My H is a professor at a UCB. For the record, his CC transfers are excellent students–in many ways better than some of those admitted as freshment. To say that now “it requires a bit more than a pulse and a wallet” to get into a UCB from CC is, I think underestimating the difficulty. It requires a lot more than that. The UCs are hard to get into. Even for CA kids and even for transfers.

I’m not sure if your point is that 112k is remarkable in ABSOLUTE terms or in RELATIVE terms. I was thinking in relative terms compared to other universities in the US.

There may “only” be 400+k public HS grads in CA, but it’s hundreds of thousands more public school grads than other states have. UCLA has a huge default pool of potential applicants who are eligible for reduced in-state tuition rates. Why is is surprising that Best Buy has a line of customers circling the block on Black Friday when it is selling coveted big screen TVs at a deep discount?

I am more impressed by the large number of applications to schools which do NOT have default reduced rate tuition.

Then don’t be impressed.

qialah, I like your post.


[QUOTE=""]
My H is a professor at a UCB. For the record, his CC transfers are excellent students--in many ways better than some of those admitted as freshment. To say that now "it requires a bit more than a pulse and a wallet" to get into a UCB from CC is, I think underestimating the difficulty. It requires a lot more than that. The UCs are hard to get into. Even for CA kids and even for transfers.<<<

[/QUOTE]

Happened to miss the “as it was a couple of decades ago”? Nobody wrote those words with NOW. The UCs are as hard to get into as their admission rates indicate. And that number is what it is at above 50 percent in average. That is why I wrote it was hardly apocalyptic.

The fact that students transfer from a JUCO to become the better students also happens to speak volumes about UCB and its regularly admitted students.

Hmmmm. Sounds like someone has an ax to grind regarding Cal. Nice dig on the quality of the students who attend right out of high school.

Comparing the difficulty of getting in to UCLA vs UCR or even UCD is silly. What does a 4.5 GPA, NMF student care that the GENERALZED (over the entire UC system) acceptance rate is 50 plus percent? If they didn’t get in (along with tens of thousands of other top students) that little factoid means diddly.

That is a real strawman question, when the thread is about how hard it is to be admitted to UCLA, assuming possession of a pulse.

^^ not quite. Read the OP again. UCLA was mentioned and DS opined it was hard for East Coast folks. The second part was about how tough it was to get into … top schools. Unless one considers only UCB and UCLA to be top schools, it is germane to look at the reality of admissions at the entire flagship system.
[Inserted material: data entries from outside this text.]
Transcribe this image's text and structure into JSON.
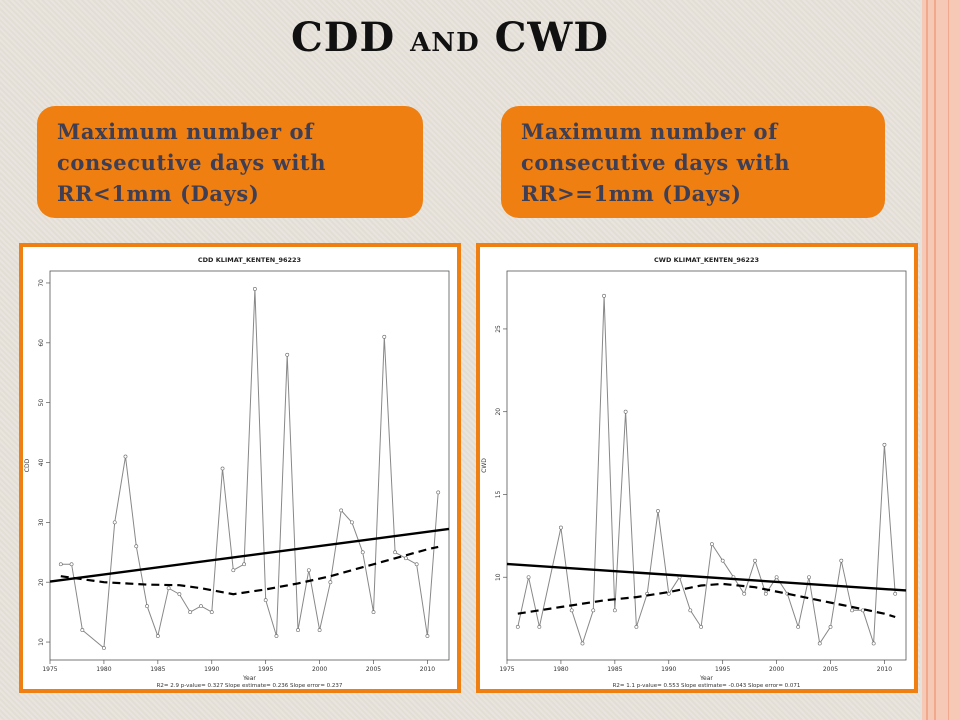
{
  "slide": {
    "title_part1": "CDD",
    "title_part2": "and",
    "title_part3": "CWD",
    "callout_left": "Maximum number of consecutive days with RR<1mm (Days)",
    "callout_right": "Maximum number of consecutive days with RR>=1mm  (Days)"
  },
  "chart_data": [
    {
      "type": "line",
      "title": "CDD  KLIMAT_KENTEN_96223",
      "xlabel": "Year",
      "ylabel": "CDD",
      "footer": "R2= 2.9  p-value= 0.327  Slope estimate= 0.236  Slope error= 0.237",
      "xlim": [
        1975,
        2012
      ],
      "ylim": [
        7,
        72
      ],
      "xticks": [
        1975,
        1980,
        1985,
        1990,
        1995,
        2000,
        2005,
        2010
      ],
      "yticks": [
        10,
        20,
        30,
        40,
        50,
        60,
        70
      ],
      "x": [
        1976,
        1977,
        1978,
        1980,
        1981,
        1982,
        1983,
        1984,
        1985,
        1986,
        1987,
        1988,
        1989,
        1990,
        1991,
        1992,
        1993,
        1994,
        1995,
        1996,
        1997,
        1998,
        1999,
        2000,
        2001,
        2002,
        2003,
        2004,
        2005,
        2006,
        2007,
        2008,
        2009,
        2010,
        2011
      ],
      "values": [
        23,
        23,
        12,
        9,
        30,
        41,
        26,
        16,
        11,
        19,
        18,
        15,
        16,
        15,
        39,
        22,
        23,
        69,
        17,
        11,
        58,
        12,
        22,
        12,
        20,
        32,
        30,
        25,
        15,
        61,
        25,
        24,
        23,
        11,
        35
      ],
      "trend": {
        "start": [
          1975,
          20.1
        ],
        "end": [
          2012,
          28.9
        ]
      },
      "smooth": [
        [
          1976,
          21
        ],
        [
          1980,
          20
        ],
        [
          1984,
          19.6
        ],
        [
          1987,
          19.5
        ],
        [
          1989,
          19
        ],
        [
          1992,
          18
        ],
        [
          1995,
          18.8
        ],
        [
          1998,
          19.8
        ],
        [
          2001,
          21
        ],
        [
          2004,
          22.5
        ],
        [
          2007,
          24
        ],
        [
          2010,
          25.5
        ],
        [
          2011,
          25.9
        ]
      ]
    },
    {
      "type": "line",
      "title": "CWD  KLIMAT_KENTEN_96223",
      "xlabel": "Year",
      "ylabel": "CWD",
      "footer": "R2= 1.1  p-value= 0.553  Slope estimate= -0.043  Slope error= 0.071",
      "xlim": [
        1975,
        2012
      ],
      "ylim": [
        5,
        28.5
      ],
      "xticks": [
        1975,
        1980,
        1985,
        1990,
        1995,
        2000,
        2005,
        2010
      ],
      "yticks": [
        10,
        15,
        20,
        25
      ],
      "x": [
        1976,
        1977,
        1978,
        1980,
        1981,
        1982,
        1983,
        1984,
        1985,
        1986,
        1987,
        1988,
        1989,
        1990,
        1991,
        1992,
        1993,
        1994,
        1995,
        1996,
        1997,
        1998,
        1999,
        2000,
        2001,
        2002,
        2003,
        2004,
        2005,
        2006,
        2007,
        2008,
        2009,
        2010,
        2011
      ],
      "values": [
        7,
        10,
        7,
        13,
        8,
        6,
        8,
        27,
        8,
        20,
        7,
        9,
        14,
        9,
        10,
        8,
        7,
        12,
        11,
        10,
        9,
        11,
        9,
        10,
        9,
        7,
        10,
        6,
        7,
        11,
        8,
        8,
        6,
        18,
        9
      ],
      "trend": {
        "start": [
          1975,
          10.8
        ],
        "end": [
          2012,
          9.2
        ]
      },
      "smooth": [
        [
          1976,
          7.8
        ],
        [
          1980,
          8.2
        ],
        [
          1984,
          8.6
        ],
        [
          1987,
          8.8
        ],
        [
          1990,
          9.1
        ],
        [
          1993,
          9.5
        ],
        [
          1995,
          9.6
        ],
        [
          1998,
          9.4
        ],
        [
          2001,
          9.0
        ],
        [
          2004,
          8.6
        ],
        [
          2007,
          8.2
        ],
        [
          2010,
          7.8
        ],
        [
          2011,
          7.6
        ]
      ]
    }
  ]
}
The pendulum here swings between reaches and safeties without much attention to the great supply of matches. Is the situation in California really more difficult than in MI or MA? What are the options for a top 7 %, 2000 SAT, with a weighted 4.0 graduate in Marin or La Jolla? Or from Compton or Cupertino?

It is obvious that when 20 percent of your entire state applies to one specific school that the odds will be low when a school admits purportedly close to 100 percent from a pool of highly ranked students.

On CC, the value of fit is heralded with the angle of having a balanced list of targets. Why would we think that UCLA should be easy to be admitted. Or as easy as it is to apply with a common application?